La resolución de la Sala IV de la Cámara Federal de Casación Penal ratificó lo dispuesto por el Tribunal Oral Federal 2 y estableció la recuperación de los bienes de origen ilícito, incluso cuando hayan sido transferidos a terceros o heredados. La medida alcanza tanto a bienes personales de los condenados como a activos de empresas consideradas instrumentos de la maniobra, entre ellas Austral Construcciones y otras firmas vinculadas al esquema investigado.

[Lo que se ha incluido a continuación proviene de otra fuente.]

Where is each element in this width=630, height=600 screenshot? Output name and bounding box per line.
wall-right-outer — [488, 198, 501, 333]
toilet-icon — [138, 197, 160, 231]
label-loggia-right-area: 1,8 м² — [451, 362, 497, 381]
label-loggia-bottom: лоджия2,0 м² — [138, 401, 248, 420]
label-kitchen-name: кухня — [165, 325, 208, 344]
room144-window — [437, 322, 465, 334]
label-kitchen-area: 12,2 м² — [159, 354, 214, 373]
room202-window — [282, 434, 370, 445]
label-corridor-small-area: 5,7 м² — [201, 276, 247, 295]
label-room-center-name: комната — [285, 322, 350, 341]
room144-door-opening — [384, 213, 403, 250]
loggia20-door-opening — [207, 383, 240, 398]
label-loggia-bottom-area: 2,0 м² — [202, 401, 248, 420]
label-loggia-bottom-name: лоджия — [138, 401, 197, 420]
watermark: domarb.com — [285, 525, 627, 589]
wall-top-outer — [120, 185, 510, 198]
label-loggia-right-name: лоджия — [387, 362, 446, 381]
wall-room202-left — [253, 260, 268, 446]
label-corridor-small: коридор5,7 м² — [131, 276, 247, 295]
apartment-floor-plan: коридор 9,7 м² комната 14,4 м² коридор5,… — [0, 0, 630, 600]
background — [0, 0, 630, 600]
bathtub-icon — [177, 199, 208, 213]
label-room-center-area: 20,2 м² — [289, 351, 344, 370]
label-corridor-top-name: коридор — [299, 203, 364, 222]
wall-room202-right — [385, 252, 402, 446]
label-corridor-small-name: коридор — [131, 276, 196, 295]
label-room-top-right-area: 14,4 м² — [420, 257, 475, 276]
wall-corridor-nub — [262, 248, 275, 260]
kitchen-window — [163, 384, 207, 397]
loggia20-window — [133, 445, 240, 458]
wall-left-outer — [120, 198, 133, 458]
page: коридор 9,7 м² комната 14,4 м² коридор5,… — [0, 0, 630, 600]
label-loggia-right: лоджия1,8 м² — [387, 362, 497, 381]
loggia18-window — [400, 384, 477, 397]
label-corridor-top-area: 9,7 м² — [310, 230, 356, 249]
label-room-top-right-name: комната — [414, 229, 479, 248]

El tribunal sostuvo que el decomiso puede extenderse a terceros que hayan recibido activos provenientes del delito a título gratuito. El voto del juez Gustavo Hornos remarcó que el decomiso debe traducirse en una recuperación efectiva, ya que “carecería de sentido que el Estado imponga una condena penal y permita, al mismo tiempo, que el delito continúe produciendo efectos económicos”.
La ejecución de los bienes incluye hoteles, departamentos, terrenos y estancias vinculados a la maniobra de corrupción. Las defensas habían apelado la ejecución de los bienes, argumentando que no todos fueron incorporados durante el período investigado y que Máximo y Florencia Kirchner no fueron condenados en la causa. Sin embargo, el Ministerio Público Fiscal había pedido avanzar con los remates, considerando que esos activos formaban parte del patrimonio de Néstor y Cristina Kirchner al momento de los hechos.